Türkiye özellikle son birkaç yıldır yabancı yatırımın adresi ülkeler listesinde yer almıyor.
Siyasi kriz, ekonomik kriz, güven vermeyen uygulamalar, hukuk devleti ilkesinin tahribatı ve demokrasiden uzaklaşılarak otoriter bir rejim inşa etme çabaları bu tabloda önemli bir yere sahip.
Ancak doğrudan yabancı yatırımcılar, Türkiye gibi gelişmekte olan ülkeler için itici bir güç ve hayati öneme sahip bir mekanizmanın önemli dişlilerinden biri olsa da Türkiye son yıllarda bu cazibesini yitirdi.
Dünya Gazetesi yazarı Levent Alkan, da 3 Temmuz tarihli Dünya Gazetesi'ndeki yazısında, "Neden yabancı yatırımcı için cazibemizi kaybettik" sorusuna yanıt arıyor. Gelişmiş Ülkeler'in 2007 yılında başlayan krizden olumsuz etkilendiğini ve son yıllarda dur-kalk şeklinde yürüyen bir yabancı yatırımcı akışı olduğuna dikkat çekiyor.
Yabancı yatırımcının bir ülkeye yönelmesinin ardında yatan sebeplere dikkat çeken Alkan, "DYY, yatırımcısına yönetime dahil olma yeteneği sağlar. Karlılığı artırmak için kendi ülkesi dışındaki yatırımı uygulanabilir (feasible) gördüğünde hemen harekete geçer. Merkez dışındaki her yatırımı karlılık odaklıdır. Ölçümleri verimlilik etrafında şekillenir. Ucuz işçiliği kullanır. Her türlü teknolojik yeniliği taşıyabilir. Üretimde, hizmette ve iletişimde küresel rekabet üstünlüğü sağlayacak her türlü yeniden yapılandırmayı (reengineering) hayata geçirir" gibi temel kriterlere dikkat çekiyor.
Yine benzer şekilde yabancı yatırımcının ulaşım ağı güçlü ve kolay erişimi de göz önünde bulundurduğunu anlatan Alkan, güvenebileceği bir siyasi ortamın yanı sıra, hukuk sisteminin de bu güveni pekiştirici bir unsur olduğunu vurguluyor.

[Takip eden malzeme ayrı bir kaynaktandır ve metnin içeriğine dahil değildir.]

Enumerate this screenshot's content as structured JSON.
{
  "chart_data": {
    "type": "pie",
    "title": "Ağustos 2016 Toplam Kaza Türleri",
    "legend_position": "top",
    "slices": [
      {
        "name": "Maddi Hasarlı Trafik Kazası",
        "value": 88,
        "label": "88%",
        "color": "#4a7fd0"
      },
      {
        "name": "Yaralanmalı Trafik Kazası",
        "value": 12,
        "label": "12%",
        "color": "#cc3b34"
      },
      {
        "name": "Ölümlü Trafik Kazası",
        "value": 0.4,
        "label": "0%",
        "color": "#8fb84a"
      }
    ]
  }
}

Alkan yazısını şu satırlarla sürdürüyor:
"Ülke genelinde TOKİ destekli sayısız inşaat yatırımına giriştik. Otoyolları ülkenin büyük şehirlerinden başlayarak yaygınlaştırdık. Havayolu ulaşımına çok büyük yatırımlar yaptık. Temel yatırımlarımızın ekseni İstanbul oldu. Oysa yabancı yatırımcıya yönelik yapmamış gereken demiryolu-liman bağlantılarının hiçbirini yapmadık. Mesela Konya’ya gelen hızlı tren hattını limanla bütünleştiren bir yatırım yapmadık. Bu adım Konya ovasıyla Nevşehir bölgesindeki genişi araziyi yatırıma küresel uygun hale getirmek için yetecekti. Sanayi için ucuz enerji üretimi yatırımlarına çok geç kaldık. Sonuçta küresel DYY (yabancı yatırımcım) için satabileceğimiz sadece ucuz işçiliğimiz ve know-how altyapımız olabilmiştir."